The answer came fast. A more than 30% single-day selloff dragged silverl into a bear market for the first time since 2022. The trigger was a sharp shift in macro sentiment after President Trump nominated Kevin Warsh to chair the Federal Reserve. The announcement sparked a dollar rally, adding immediate pressure to precious metals, and prompting many investors to lock in profits.

Warsh, viewed as one of the more establishment-friendly candidates under consideration, helped ease concerns that a Trump loyalist might compromise the Fed’s independence. Trump has spent the past year pressuring the Fed to aggressively lower interest rates despite elevated inflation and tariff uncertainty. Warsh’s nomination reassured investors that U.S. monetary policy credibility would remain intact — at least for now.

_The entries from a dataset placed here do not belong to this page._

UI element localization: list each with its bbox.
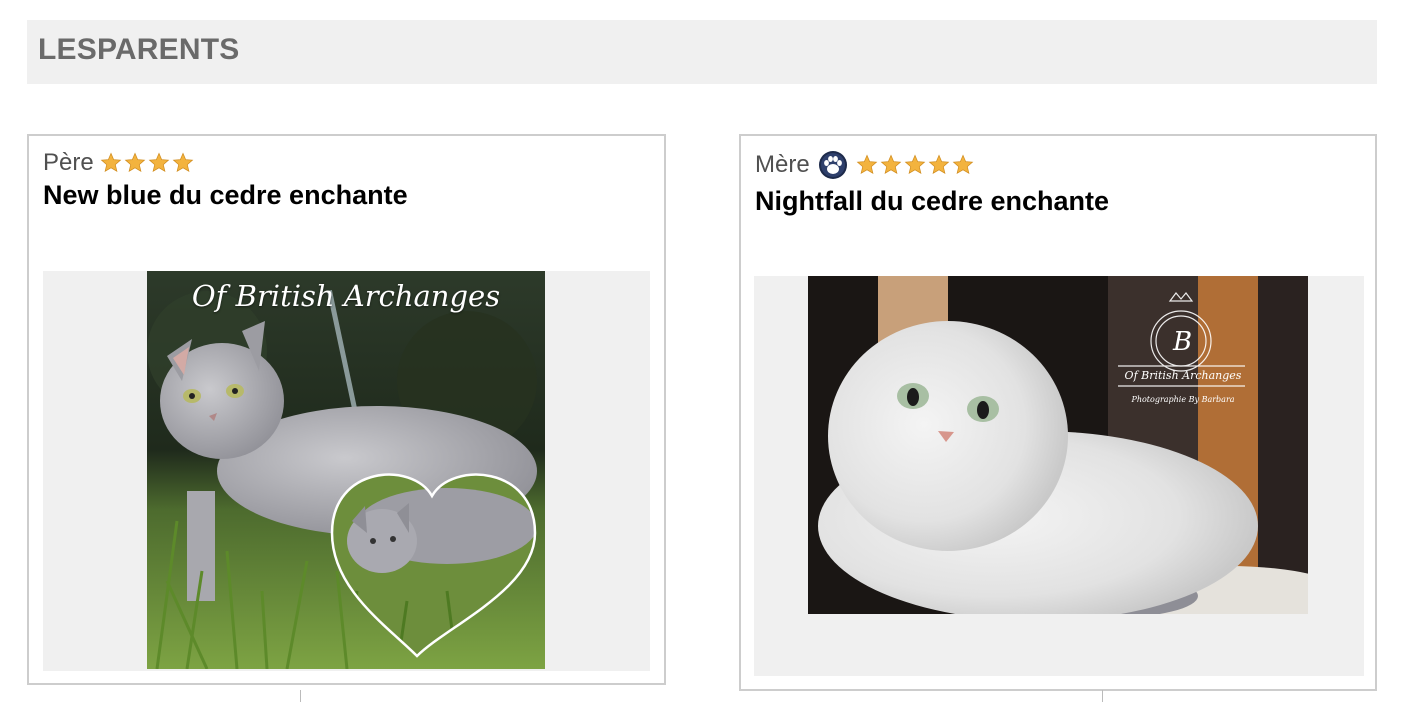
mother-rating	[856, 154, 976, 176]
star-icon	[172, 152, 194, 173]
mother-card: Mère Nightfall du cedre enchante B Of Br…	[739, 134, 1377, 691]
star-icon	[124, 152, 146, 173]
father-role-label: Père	[43, 149, 94, 176]
mother-photo-credit: Photographie By Barbara	[1131, 395, 1235, 404]
star-icon	[856, 154, 878, 175]
paw-icon	[818, 151, 847, 179]
divider-tick-right	[1102, 690, 1103, 702]
star-icon	[148, 152, 170, 173]
father-photo-watermark: Of British Archanges	[191, 279, 501, 313]
star-icon	[952, 154, 974, 175]
father-card: Père New blue du cedre enchante Of Briti…	[27, 134, 666, 685]
father-photo-area: Of British Archanges	[43, 271, 650, 671]
mother-role-label: Mère	[755, 151, 810, 178]
mother-name[interactable]: Nightfall du cedre enchante	[755, 186, 1109, 217]
father-role-line: Père	[43, 149, 196, 177]
mother-watermark-monogram: B	[1172, 327, 1192, 357]
mother-photo-area: B Of British Archanges Photographie By B…	[754, 276, 1364, 676]
star-icon	[904, 154, 926, 175]
divider-tick-left	[300, 690, 301, 702]
father-photo[interactable]: Of British Archanges	[147, 271, 545, 669]
star-icon	[928, 154, 950, 175]
mother-photo[interactable]: B Of British Archanges Photographie By B…	[808, 276, 1308, 614]
mother-photo-watermark: Of British Archanges	[1124, 369, 1242, 382]
section-title: LESPARENTS	[38, 33, 240, 66]
star-icon	[880, 154, 902, 175]
father-name[interactable]: New blue du cedre enchante	[43, 180, 408, 211]
father-rating	[100, 152, 196, 174]
section-header: LESPARENTS	[27, 20, 1377, 84]
mother-role-line: Mère	[755, 150, 976, 180]
star-icon	[100, 152, 122, 173]
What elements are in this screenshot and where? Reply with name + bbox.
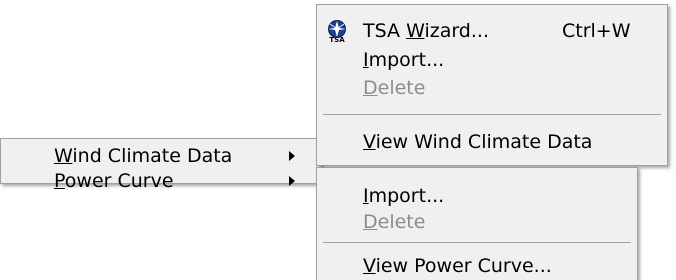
shortcut-label: Ctrl+W (562, 20, 631, 42)
menu-item-label: Import... (363, 49, 445, 71)
menu-separator (323, 114, 661, 115)
menu-item-import[interactable]: Import... (317, 45, 667, 75)
menu-item-label: Delete (363, 211, 426, 233)
menu-item-label: TSA Wizard... (363, 20, 489, 42)
wind-climate-data-submenu: TSA TSA Wizard... Ctrl+W Import... Delet… (316, 4, 668, 166)
menu-item-view-power-curve[interactable]: View Power Curve... (317, 251, 637, 280)
submenu-arrow-icon (289, 176, 295, 186)
menu-item-power-curve[interactable]: Power Curve (1, 166, 321, 196)
menu-item-label: Power Curve (54, 170, 174, 192)
menu-separator (323, 242, 631, 243)
main-context-menu: Wind Climate Data Power Curve (0, 138, 322, 192)
svg-text:TSA: TSA (329, 36, 345, 43)
menu-item-label: View Wind Climate Data (363, 131, 593, 153)
menu-item-delete: Delete (317, 207, 637, 237)
menu-item-delete: Delete (317, 73, 667, 103)
tsa-wizard-icon: TSA (328, 20, 346, 43)
menu-item-tsa-wizard[interactable]: TSA TSA Wizard... Ctrl+W (317, 16, 667, 46)
submenu-arrow-icon (289, 151, 295, 161)
power-curve-submenu: Import... Delete View Power Curve... (316, 167, 638, 280)
menu-item-view-wind-climate-data[interactable]: View Wind Climate Data (317, 127, 667, 157)
menu-item-label: Delete (363, 77, 426, 99)
menu-item-label: View Power Curve... (363, 255, 552, 277)
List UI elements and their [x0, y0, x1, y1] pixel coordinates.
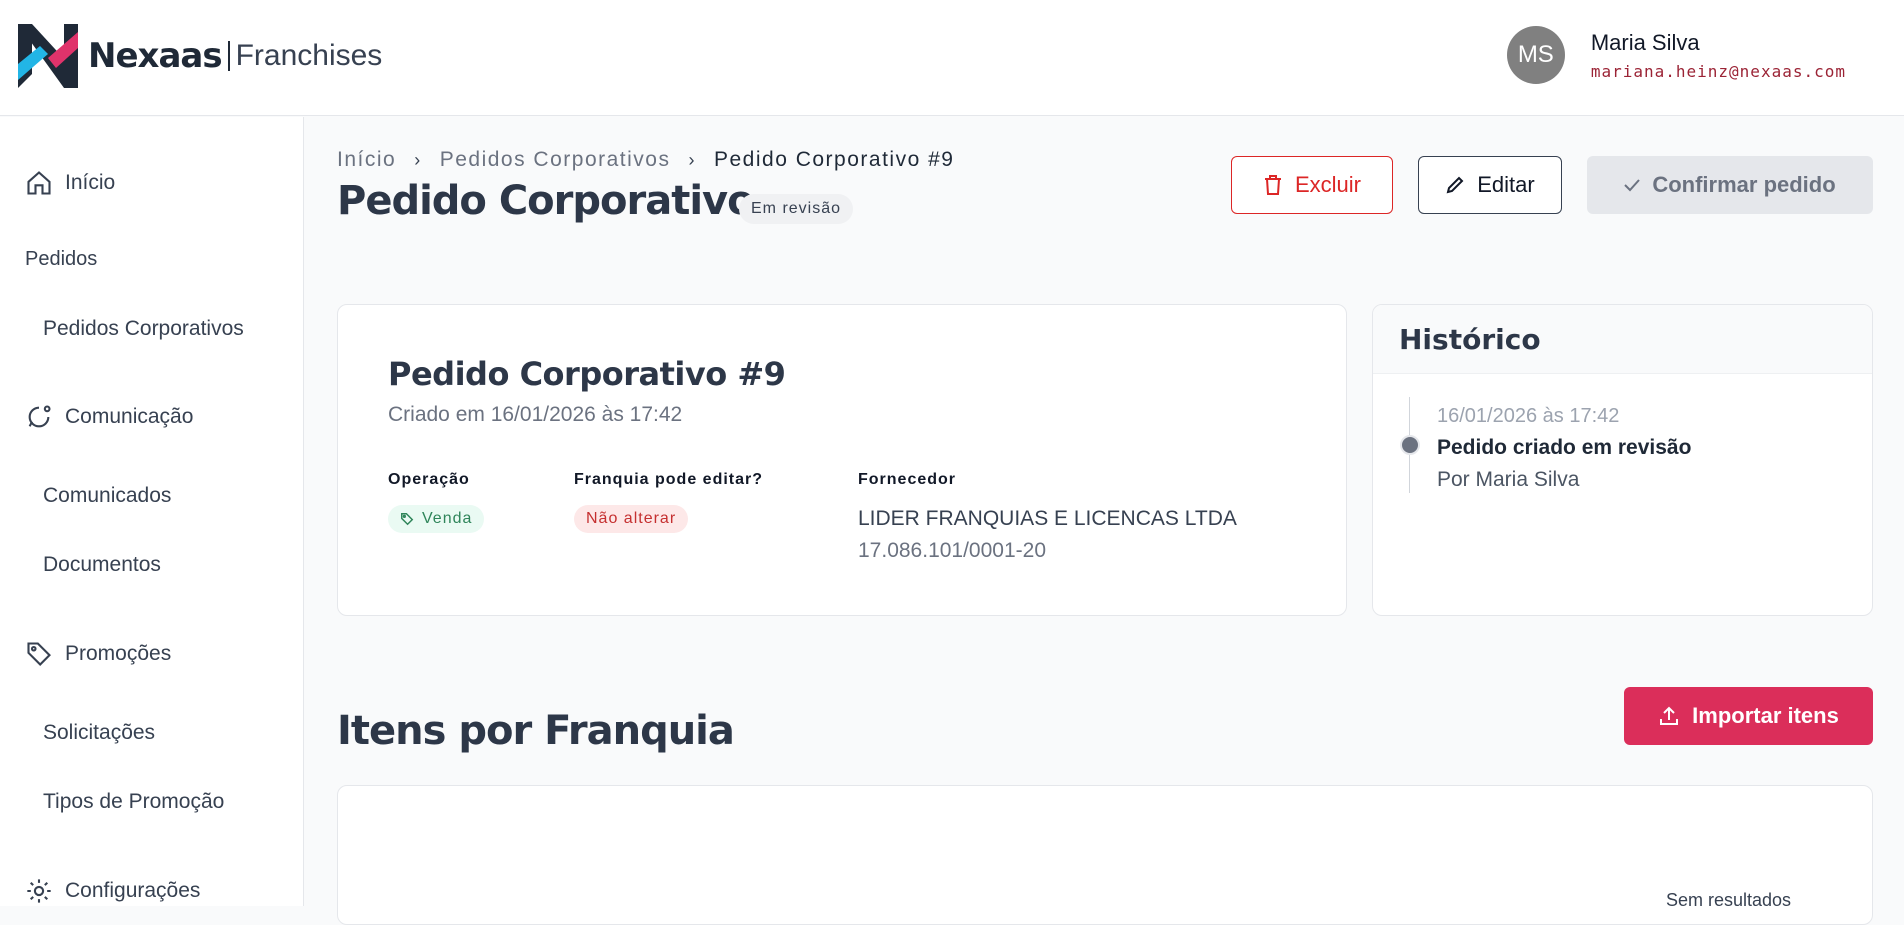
breadcrumb-inicio[interactable]: Início: [337, 148, 396, 172]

Markets reacted swiftly. Silver (XAGUSD) sank as much as 18% in the early hours Thursday, with spot prices sliding toward the high $70s per ounce and futures following closely behind. Days of gains were erased in hours, sending short-term volatility to levels rarely seen in major commodities.

XAGUSD Chart by TradingVIew

The violence of the move is hard to ignore, especially after silver rallied roughly 150% in 2025. Swings of this magnitude are far more typical of thinly traded equities than of one of the world’s largest commodity markets.

As a result, comparisons to meme stocks like GameStop are growing louder. Momentum traders, rather than fundamentals, appear to be setting the pace. Gold (XAUUSD) also whipsawed, dropping more than 4% before stabilizing near $5,000, but silver’s smaller and more speculative market amplified the damage.

So what’s the takeaway? When leverage and hype dominate, even the biggest markets can start behaving like small caps. Speculation has driven much of the recent price action, with fast money entering quickly and exiting even faster. In that environment, buyer discipline suddenly matters a lot.

Bottom line for traders: the recovery may be real, but volatility is the price of admission.